Но всякий раз, когда Магда смотрела на стол, всякий раз, когда ставила на него миску, всякий раз, когда резала на нем хлеб, ставя на корке ножом знак креста, — она вспоминала.
Лежали, никто их не видел. Барская плата за ночь страха, за украдкой, искоса, осторожно бросаемые взгляды, не заметил ли кто-нибудь. За то, что все глаза проглядела, всматриваясь в маленькую Зоську — не похожа ли.
Барина уже не было на свете. Понесло его в широкий свет. Там он и погиб. А Зоська осталась. И по-прежнему неведомо, чья она.
Барышня, та вернулась. Одна, без барыни.
Она ходила по усадьбе, мрачная, как ночь. И всегда-то она была сурова и неприступна, а теперь и не подходи. Что-то не было счастья этому дому. Видно, не шел ему впрок батрацкий труд, видно, на слезах людских, на обиде возведены были его стены.
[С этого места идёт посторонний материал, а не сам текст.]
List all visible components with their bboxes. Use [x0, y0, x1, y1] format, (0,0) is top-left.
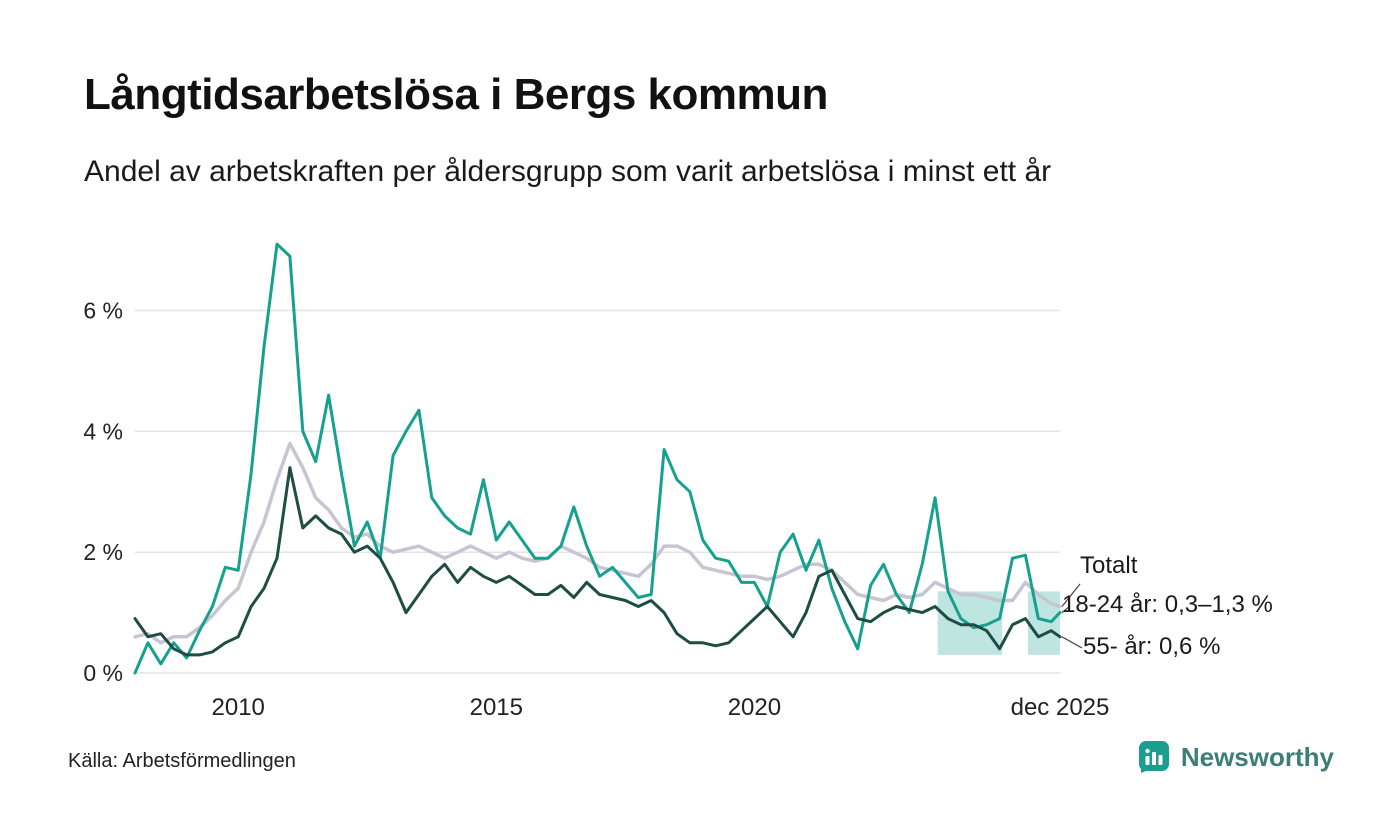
- chart-annotation-totalt: Totalt: [1080, 552, 1138, 579]
- chart-annotation-18-24-ar: 18-24 år: 0,3–1,3 %: [1062, 591, 1273, 618]
- y-tick-label: 4 %: [83, 418, 123, 444]
- x-tick-label: 2010: [212, 694, 265, 721]
- annotation-leader-18-24-r: [1061, 605, 1071, 614]
- series-line-18-24-r: [133, 242, 1062, 675]
- y-tick-label: 0 %: [83, 660, 123, 686]
- y-tick-label: 6 %: [83, 298, 123, 324]
- x-tick-label: dec 2025: [1011, 694, 1110, 721]
- series-line-55-r: [133, 466, 1062, 657]
- page-subtitle: Andel av arbetskraften per åldersgrupp s…: [84, 155, 1052, 188]
- x-tick-label: 2015: [470, 694, 523, 721]
- source-note: Källa: Arbetsförmedlingen: [68, 750, 296, 772]
- x-tick-label: 2020: [728, 694, 781, 721]
- page-title: Långtidsarbetslösa i Bergs kommun: [84, 70, 828, 119]
- annotation-leader-55-r: [1061, 636, 1083, 649]
- y-tick-label: 2 %: [83, 539, 123, 565]
- newsworthy-logo-icon: [1138, 741, 1169, 773]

С тех пор как умер старый барин, все тут что-нибудь да случалось, — вот и до барышни дошло, погиб жених. А ведь сколько лет это у них тянулось! И как они ни ссорились, надо думать, все же поженились бы.
А теперь вот молодого барина нет в живых. И барышня еще больше озлобилась. Замуж она не выходила. Да уж и не так молода она. Понемногу выцветало живое золото ее волос. Заострялись тонкие линии, прежде округлые, как цветок розы.
Выходило так, что и все эти поля, и леса, и богатство — все не шло впрок, не давало барышне даже того, что есть хоть бы и у Магды. Ведь у нее есть и Ясек, и Зоська, а теперь еще и Павел.
Магда не жалела молодого барина. Не жалела, что его голубые глаза засыпаны землей. Нет. Если уж суждено было кому-нибудь умереть, так уж пусть лучше ему. Много ли он стоил, этот барин, со своими голубыми глазами?
Она все смотрела на Зоську — не отзовется ли в ее глазах эта голубизна. Но ничего не было заметно.
И думалось, что не иначе как Зоська все-таки Ясекова дочь. Но уверенности не было, не могло быть, и уже никогда, никогда не будет.
Павел — другое дело. Тут уж известно, что и как. Этот был Магдин и Ясека. Кшисяк был, законное дитя.
Он лежал, такой маленький, светлые волосенки вились на круглой головке. И с той самой минуты, как Магда услышала его тонкий крик, похожий на писк котенка, она сразу поняла, — Павла она будет любить. Любить и за него самого, и за Зоську, и за все.
Одно ее мучило, — когда она родила Зоську, это ей и в голову не приходило, — что вот Павел будет расти в бараке. Будет жить над этим гнилым прудом, в прогнившей барачной каморке.
За себя она не бунтовала. Не бунтовала и за мужа. Не бунтовала за Зоську.
И вот впервые взбунтовалась теперь за Павла.
Лежит себе, словно младенец Иисус. Подложить бы ему под головку вышитую кружевную подушечку с голубыми лентами, как она видела на крестинах в городе!
Разве не хорошо было бы сшить ему рубашечку из легонькой материи, из которой шьют фату?
Но нет. Павел был барачным ребенком.
И впервые теперь Магда почувствовала свою обездоленность. Знать-то она знала и раньше, — мало ли ей Ясек рассказывал. И в забастовку, и позже, и всегда. Но теперь было другое. Теперь она до глубины сердца почувствовала, что у ее ребенка не будет даже того, что было у деревенских детей.
Ожесточилась, нахмурилась у ней душа, омраченная обездоленностью этого маленького человечка, что лежал в старой, еще Зоськиной люльке.
— Да я бы тебя озолотила, да я бы тебя, миленького, в шелка пеленала, — тихонько приговаривала она, когда никто не слышал.
Но Павел был барачный, батрацкий ребенок, дворовое дитя.